Hypertension can be a side effect of long term treatment, especially if you are gaining weight. A BP that high consistently, will need to be treated. You should contact your primary doc and set up an appointment. I usually advise patients to keep a BP log. Once a day, different times, take your BP and record it on a spreadsheet including date/time/reading. Once daily is sufficient. Bring this log in when you see your primary. We treat the trend, not single readings. I would also encourage you to exercise daily and a low salt diet.

To my knowledge, none of the commonly used BP meds cause issues with your treatment. Assuming your kidney function tests are normal (BUN, creatinine) you would be started on an angiotensin releasing inhibitor or blocker.

gsun profile image
gsun

Ditch the prednisone and take dexamethosone. I did it and my BP dropped like a stone.

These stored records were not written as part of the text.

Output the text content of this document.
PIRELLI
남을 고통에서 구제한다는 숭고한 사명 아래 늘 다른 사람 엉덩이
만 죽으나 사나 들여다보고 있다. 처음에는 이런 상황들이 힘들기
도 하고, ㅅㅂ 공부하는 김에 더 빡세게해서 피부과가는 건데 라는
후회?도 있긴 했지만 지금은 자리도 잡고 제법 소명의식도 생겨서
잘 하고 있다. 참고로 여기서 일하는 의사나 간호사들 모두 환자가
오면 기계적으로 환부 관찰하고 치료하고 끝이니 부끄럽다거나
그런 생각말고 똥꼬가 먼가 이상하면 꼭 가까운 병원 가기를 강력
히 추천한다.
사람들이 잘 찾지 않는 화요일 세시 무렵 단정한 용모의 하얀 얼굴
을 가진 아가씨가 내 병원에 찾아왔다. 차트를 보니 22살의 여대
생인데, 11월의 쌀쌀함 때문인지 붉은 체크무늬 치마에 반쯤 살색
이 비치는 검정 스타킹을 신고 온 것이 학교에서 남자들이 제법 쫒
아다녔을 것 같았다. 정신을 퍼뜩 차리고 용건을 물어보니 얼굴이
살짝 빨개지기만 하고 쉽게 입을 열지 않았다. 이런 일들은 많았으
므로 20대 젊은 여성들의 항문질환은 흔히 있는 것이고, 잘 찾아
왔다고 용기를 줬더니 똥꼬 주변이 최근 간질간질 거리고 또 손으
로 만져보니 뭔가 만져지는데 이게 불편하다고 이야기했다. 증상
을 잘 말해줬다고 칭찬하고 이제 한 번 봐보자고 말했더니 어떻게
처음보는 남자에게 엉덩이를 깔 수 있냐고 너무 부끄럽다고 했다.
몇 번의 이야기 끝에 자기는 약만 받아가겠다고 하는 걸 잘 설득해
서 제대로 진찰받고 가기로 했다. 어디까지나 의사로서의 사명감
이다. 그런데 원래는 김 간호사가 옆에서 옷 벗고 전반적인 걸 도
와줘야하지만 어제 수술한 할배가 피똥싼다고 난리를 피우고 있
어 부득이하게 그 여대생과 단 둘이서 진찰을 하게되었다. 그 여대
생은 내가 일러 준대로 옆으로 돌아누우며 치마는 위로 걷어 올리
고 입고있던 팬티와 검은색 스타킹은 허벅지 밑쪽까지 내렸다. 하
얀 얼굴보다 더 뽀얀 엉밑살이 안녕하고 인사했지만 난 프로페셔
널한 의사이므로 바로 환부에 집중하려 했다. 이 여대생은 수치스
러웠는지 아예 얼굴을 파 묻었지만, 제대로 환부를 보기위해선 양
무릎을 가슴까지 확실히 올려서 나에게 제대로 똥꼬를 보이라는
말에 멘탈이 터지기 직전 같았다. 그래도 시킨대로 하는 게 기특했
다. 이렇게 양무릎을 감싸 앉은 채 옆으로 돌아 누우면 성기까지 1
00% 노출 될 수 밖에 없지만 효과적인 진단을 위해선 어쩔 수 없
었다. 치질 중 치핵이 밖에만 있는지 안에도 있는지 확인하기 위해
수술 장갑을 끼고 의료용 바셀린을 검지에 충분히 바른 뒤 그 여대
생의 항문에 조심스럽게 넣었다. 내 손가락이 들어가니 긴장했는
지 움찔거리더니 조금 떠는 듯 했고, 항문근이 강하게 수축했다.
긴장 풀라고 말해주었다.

marc_andersun profile image
marc_andersun

My situation similiar to yours as am on abiraterone, prednisone and ADT (orchiectomy). My BP was around 160/100. Finally got it under control with dual medications of 100mg losartan (morning) and 5mg amlodipine (bedtime). It's been at 120/80 now, even at the doctor.

jackwfrench profile image
jackwfrench

I am on Lupron, abi, and pred (17 months) as well. I take 320mg of Valsartan for my high blood pressure; which I had already been taking for years, but I still have pretty high BP.